Казаки спешивались у собора, привязывали коней к железной ограде. В церковь не входили, так как хор в белоснежных одеждах выстроился на ступенях и архиерей стал служить торжественный молебен «по случаю чудесного избавления древнего православного города Харькова» прямо на Соборной площади, под постукивание копыт, лошадиное пофыркивание и доносившуюся издали редкую перестрелку.
Совсем недалеко от собора, на Московской улице, деникинцы окружили броневик «Артём» и, лениво постреливая, ждали, когда у красноармейцев кончатся патроны. Под благостные звуки молебна и ангельские голоса елейно вторящих архиерею хористов четверых красноармейцев, вышедших из броневика, казаки стали полосовать шашками. Уже мёртвых, лежащих на мостовой, продолжали тупо и жестоко рубить, разбрызгивая по булыжнику кровь.
Торжественно строгий Ковалевский в парадном мундире, с единственным Георгиевским крестом на груди, подошёл под благословение, опустился на одно колено и склонил смиренно голову.
— Спаси и сохрани, господи, люди твоя и благослови… — неслось над площадью.
Регент раскачивался перед хором, взметая фалдами чёрного фрака, будто и сам собирался улететь. Умилённо смотря на коленопреклонённого командующего, жадно крестились бывшие помещики, бывшие коллежские и статские советники, бывшие заводчики, бывшие предводители дворянства, бывшие… бывшие…
Их истовость была понятна. Вера в милосердие божье и в счастливую звезду Владимира Зеноновича Ковалевского была неподдельной, она явилась для них единственной надеждой.
Растекался вокруг собора загадочный запах ладана, перемешивался с тонким ароматом французских духов, острым духом сапожной ваксы и едкого лошадиного пота.
В город вошли ещё не все войска, ещё тянулись к нему усталые обозы, а многие здания уже украсились трехцветными Андреевскими знамёнами, лавочники поспешно водружали на приземистых особняках благоразумно спрятанные до поры до времени крикливые вывески: «Хлебная торговля бр.
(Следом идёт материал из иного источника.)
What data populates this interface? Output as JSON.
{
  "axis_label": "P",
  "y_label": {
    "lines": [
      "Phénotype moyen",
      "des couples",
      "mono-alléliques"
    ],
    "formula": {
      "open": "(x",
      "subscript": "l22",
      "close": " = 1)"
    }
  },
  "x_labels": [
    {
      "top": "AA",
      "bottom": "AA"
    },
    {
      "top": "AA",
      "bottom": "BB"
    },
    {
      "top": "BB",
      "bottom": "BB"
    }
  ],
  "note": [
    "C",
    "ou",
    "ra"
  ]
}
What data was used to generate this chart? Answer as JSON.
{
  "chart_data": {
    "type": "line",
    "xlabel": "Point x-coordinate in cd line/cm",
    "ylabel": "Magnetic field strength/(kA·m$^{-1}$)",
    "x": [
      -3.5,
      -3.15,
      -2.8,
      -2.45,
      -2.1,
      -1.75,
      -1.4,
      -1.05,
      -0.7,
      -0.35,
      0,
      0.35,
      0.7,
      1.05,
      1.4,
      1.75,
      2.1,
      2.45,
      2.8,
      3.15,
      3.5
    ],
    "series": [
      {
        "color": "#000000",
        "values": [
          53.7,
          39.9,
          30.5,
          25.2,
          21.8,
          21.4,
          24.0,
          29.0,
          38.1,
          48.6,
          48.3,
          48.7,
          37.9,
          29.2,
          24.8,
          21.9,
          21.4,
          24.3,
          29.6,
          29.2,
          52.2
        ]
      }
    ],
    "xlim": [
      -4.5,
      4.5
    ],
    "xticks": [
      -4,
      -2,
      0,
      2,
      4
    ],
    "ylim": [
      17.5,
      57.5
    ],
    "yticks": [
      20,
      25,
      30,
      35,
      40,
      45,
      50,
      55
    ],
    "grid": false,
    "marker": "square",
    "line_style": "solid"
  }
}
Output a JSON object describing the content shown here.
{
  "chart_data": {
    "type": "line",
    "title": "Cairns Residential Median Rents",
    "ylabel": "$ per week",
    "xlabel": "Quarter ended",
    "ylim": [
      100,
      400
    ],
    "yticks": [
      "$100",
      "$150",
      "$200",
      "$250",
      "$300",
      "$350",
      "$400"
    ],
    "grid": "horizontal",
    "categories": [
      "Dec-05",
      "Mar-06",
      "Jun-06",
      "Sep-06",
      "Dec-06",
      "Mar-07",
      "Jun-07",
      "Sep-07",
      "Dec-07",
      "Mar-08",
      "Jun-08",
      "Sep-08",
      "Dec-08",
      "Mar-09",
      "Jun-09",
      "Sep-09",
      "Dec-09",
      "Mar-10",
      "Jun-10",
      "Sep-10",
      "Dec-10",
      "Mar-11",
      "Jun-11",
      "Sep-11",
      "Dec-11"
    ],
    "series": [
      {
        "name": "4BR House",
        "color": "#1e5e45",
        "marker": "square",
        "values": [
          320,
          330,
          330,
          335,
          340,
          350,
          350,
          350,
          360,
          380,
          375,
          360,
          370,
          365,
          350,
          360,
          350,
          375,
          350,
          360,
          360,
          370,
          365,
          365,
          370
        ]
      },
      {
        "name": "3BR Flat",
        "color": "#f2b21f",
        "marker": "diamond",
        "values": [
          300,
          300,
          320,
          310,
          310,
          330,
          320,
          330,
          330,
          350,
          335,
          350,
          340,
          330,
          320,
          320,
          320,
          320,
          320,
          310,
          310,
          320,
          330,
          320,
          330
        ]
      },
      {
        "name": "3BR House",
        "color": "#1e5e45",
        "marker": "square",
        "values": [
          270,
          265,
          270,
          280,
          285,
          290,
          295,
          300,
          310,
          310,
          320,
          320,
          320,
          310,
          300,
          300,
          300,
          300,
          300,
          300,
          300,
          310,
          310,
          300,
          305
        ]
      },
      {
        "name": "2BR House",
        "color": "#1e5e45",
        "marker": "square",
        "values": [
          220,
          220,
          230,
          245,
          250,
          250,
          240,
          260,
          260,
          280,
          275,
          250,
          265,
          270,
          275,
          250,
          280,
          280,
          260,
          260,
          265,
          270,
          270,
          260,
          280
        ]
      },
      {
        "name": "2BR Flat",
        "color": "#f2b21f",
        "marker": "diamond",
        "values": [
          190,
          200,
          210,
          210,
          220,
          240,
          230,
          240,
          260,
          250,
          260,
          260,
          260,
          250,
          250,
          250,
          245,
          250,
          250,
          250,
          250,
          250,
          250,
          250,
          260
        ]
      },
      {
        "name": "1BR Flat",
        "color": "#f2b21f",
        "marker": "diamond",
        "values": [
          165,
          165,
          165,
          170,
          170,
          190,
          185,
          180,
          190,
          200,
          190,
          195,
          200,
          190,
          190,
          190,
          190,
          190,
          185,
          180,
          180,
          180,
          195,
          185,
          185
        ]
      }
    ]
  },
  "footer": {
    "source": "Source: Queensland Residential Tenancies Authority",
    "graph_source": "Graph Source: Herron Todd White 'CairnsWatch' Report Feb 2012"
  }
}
Чарушниковых». «Скобяные изделия — Шварц и К°», «Мясо, колбасы — цены коммерческие»…
На углу Сумской и Епархиальной улиц на афишной тумбе появился приказ, набранный строгим типографским шрифтом.
«Приказом командующего Добровольческой армией генерал-лейтенанта Ковалевского я, полковник Щетинин Иван Митрофанович, назначен градоначальником города Харькова.
Градоначальник г. Харькова полковник Щетинин».
Худощавый, интеллигентного вида, старик с седоватой бородкой выбрался из густой толпы, запрудившей улицы, внимательно прочитал этот приказ и чуть пониже приклеил своё скромное объявление:
«Продаю коллекцию старинных русских монет. Также покупаю и произвожу обмен с господами коллекционерами. Обращаться по адресу: Николаевская, 24, кв. 5. Платонов И. П.».
…Под штаб Добровольческой армии отвели здание бывшего Дворянского собрания, вместительное и удобное, расположенное к тому же в самом центре города. Начальнику отдела снабжения армии генералу Дееву хлопот предстояло предостаточно: в кратчайший срок надо было привести в порядок запущенный особняк.
В конце дня Деев разыскал Кольцова и попросил его лично ознакомиться с планировкой дома, с тем чтобы выбрать наиболее удобные комнаты для кабинета и личных апартаментов кот май дующего.
— Я уже наметил, господин капитан, — говорил тучный Деев, шумно, устало дыша, — но посмотрите и вы.
В здании, когда туда приехал Кольцов, царила суета. В вестибюль втаскивали красного дерева тяжёлую мебель, рабочие несли ведра с извёсткой, солдаты спешно тянули связь, где-то вверху звенели тазы, звякали ведра, сердито перекликались усталые женщины.
Торопливо, похлопывая себя кожаной перчаткой по начищенному голенищу сапога, сбежал с лестницы Осипов, на ходу коротко поздоровался с Кольцовым, скользнув по нему тяжёлым взглядом, и скрылся за поворотом коридора, ведущего из вестибюля в глубь здания.